5. Improves Sun Damage

Studies show that topical tretinoin is effective in enhancing photodamage (or sun damage), which causes hyperpigmentation, wrinkles, skin roughness or changes in skin texture, and changes in skin thickness.

The research conducted on patients with sun damage lasted one to six months. Short-term effects included improvement in wrinkles and roughness, along with epidermal thickening.

Long-term studies showed significant results, including improvement in wrinkles, sun spots, texture, thickness, and collagen regeneration.

Risks and Side Effects

The most common tretinoin side effect is dermatitis or a skin reaction. Research suggests that this is usually mild or moderate and may persist up to three months.

The most common side effects include:

  • redness
  • burning sensation
  • stinging and tingling
  • swelling
  • itching
  • dryness and peeling
  • unusual warming

People who are allergic to retinol products may experience more severe side effects, like hives and trouble breathing.

This is rare but would certainly indicate that you should stop using the product and consult your doctor.

Using creams or products containing tretinoin before sun exposure may lead to increased skin sensitivity. For this reason, using it at night may reduce the risk of adverse effects.

How to Use

There are several ways to use tretinoin for skin health, including the following:

  • Over-the-counter skin creams and gels
  • Over-the-counter eye creams and serums
  • Prescribed creams containing tretinoin and retinoic acid
  • Tretinoin peels, also known as retinoic acid peels

When you begin using any retinol product, it’s best to start with small amounts every two to three days. This gives your skin a chance to adjust to the treatment and reduce the risk of irritation.

Before applying tretinoin for scars, acne, wrinkles, or any other skin issue, make sure the skin is clean and dry.

Lightly cover the area of concern with the cream or gel, and keep away from sensitive areas like your eyes, lips, and nostrils.

Don’t combine it with any other skin products to avoid potential interactions, other than sunscreen.

Remember that it can take up to 12 weeks to notice any tretinoin results, so be patient and continue use unless you notice any adverse effects.

Research published in Dermatology and Therapy noted the following tips for minimizing retinol tolerability issues:

  • Expect that mild irritation may be part of the treatment process and usually subsides within one to two weeks.
  • Apply cream, gel, or ointment in a thin layer at a pea-sized dose.
  • Avoid over-cleaning your face and use gentle cleansers.
  • Apply topically every other day for the first two to four weeks.
  • If experiencing sensitivity, apply retinoid to your full face for 30–60 minutes and then wash off.
  • Apply with a gentle, non-comedogenic moisturizer.


Over-the-counter products containing the retinoid are made with lower doses and are a good starting point.

A cream or gel with 0.025 percent to 0.05 percent tretinoin is an over-the-counter, lower-dose option.

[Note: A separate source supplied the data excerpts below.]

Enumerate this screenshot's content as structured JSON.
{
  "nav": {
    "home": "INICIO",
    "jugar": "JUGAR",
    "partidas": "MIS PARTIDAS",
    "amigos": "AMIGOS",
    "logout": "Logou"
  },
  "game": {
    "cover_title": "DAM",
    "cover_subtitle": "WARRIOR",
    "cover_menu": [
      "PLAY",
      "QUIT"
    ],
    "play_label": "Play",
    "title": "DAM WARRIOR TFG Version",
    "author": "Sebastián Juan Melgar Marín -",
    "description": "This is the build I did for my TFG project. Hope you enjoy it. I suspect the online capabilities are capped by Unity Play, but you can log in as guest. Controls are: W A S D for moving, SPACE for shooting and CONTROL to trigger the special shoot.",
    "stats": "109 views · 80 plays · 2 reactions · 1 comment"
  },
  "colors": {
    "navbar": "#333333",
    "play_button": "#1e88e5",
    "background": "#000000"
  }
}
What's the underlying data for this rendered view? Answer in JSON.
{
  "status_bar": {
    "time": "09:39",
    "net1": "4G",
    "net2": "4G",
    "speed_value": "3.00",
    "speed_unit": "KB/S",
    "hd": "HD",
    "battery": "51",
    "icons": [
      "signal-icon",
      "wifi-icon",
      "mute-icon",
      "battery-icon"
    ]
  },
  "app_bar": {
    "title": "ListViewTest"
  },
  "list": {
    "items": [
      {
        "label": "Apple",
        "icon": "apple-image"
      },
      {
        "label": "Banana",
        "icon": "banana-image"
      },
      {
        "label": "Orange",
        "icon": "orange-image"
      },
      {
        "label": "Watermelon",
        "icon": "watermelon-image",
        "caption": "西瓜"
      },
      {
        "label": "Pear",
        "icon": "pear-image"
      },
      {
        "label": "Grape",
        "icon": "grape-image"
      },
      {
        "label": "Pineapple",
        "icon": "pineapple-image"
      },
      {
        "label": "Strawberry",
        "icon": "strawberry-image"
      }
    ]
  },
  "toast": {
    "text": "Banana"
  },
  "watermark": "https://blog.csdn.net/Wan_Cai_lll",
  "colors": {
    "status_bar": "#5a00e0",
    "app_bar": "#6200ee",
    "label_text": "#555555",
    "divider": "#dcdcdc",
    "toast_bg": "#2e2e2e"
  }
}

If, after several weeks, you do not notice an improvement with an over-the-counter product, you can speak to your dermatologist about being prescribed a higher strength retinol cream.

Research indicates that 12 weeks of tretinoin therapy with concentrations of 0.1 percent and 0.025 percent reduced acne lesions by 80 percent and 35 percent, respectively.

Drug Interactions

Using tretinoin with other topical medications may increase skin sensitivity, especially when exposed to the sun.

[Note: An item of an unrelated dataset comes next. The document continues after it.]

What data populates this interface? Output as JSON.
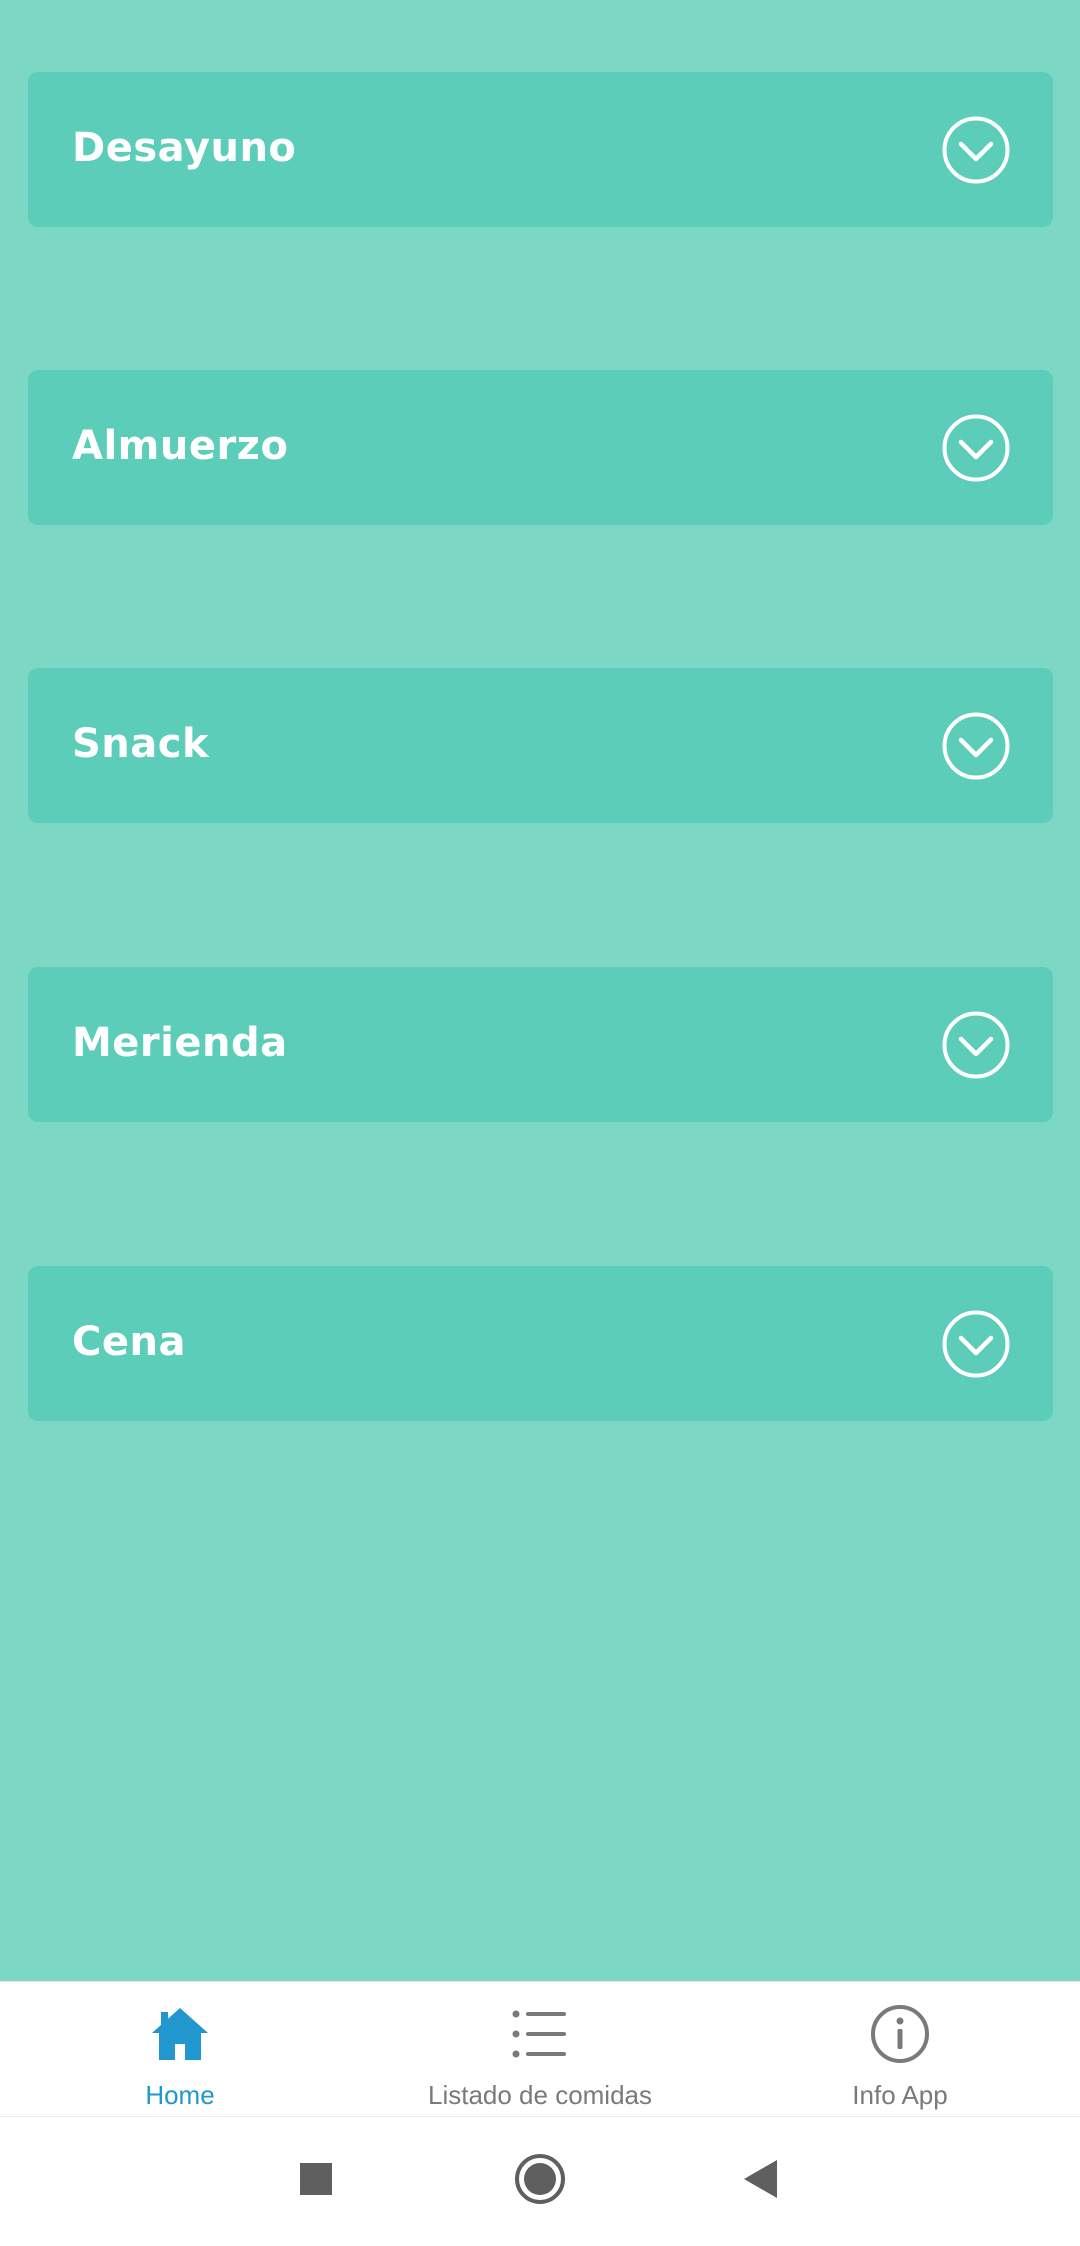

Don’t use retinol creams or ointments with skin treatments like salicylic acid or benzoyl peroxide, unless your dermatologist recommends it.

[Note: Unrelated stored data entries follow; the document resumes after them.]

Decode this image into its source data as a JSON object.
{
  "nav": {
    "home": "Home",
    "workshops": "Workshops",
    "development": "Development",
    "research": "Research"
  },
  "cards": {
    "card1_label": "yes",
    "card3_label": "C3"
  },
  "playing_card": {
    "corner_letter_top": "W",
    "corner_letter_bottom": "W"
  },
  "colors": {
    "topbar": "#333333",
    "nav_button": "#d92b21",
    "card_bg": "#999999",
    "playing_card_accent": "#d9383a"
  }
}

You should also avoid using products that cause dryness, such as alcohol, harsh cleansers, or other severe skin products, like cosmetics and lotions.


  • Tretinoin is a vitamin A derivative that’s used topically to improve the health and appearance of skin.
  • The retinoid is available in over-the-counter skin products, like creams, gels, and ointments, and with a prescription.
  • The most common tretinoin uses are for acne, wrinkles, burns, scars, sun damage, and skin inflammation.
  • Using topical retinoids can irritate, so it’s recommended to start with small amounts, every two to three days for 12 weeks unless you experience moderate to severe adverse effects.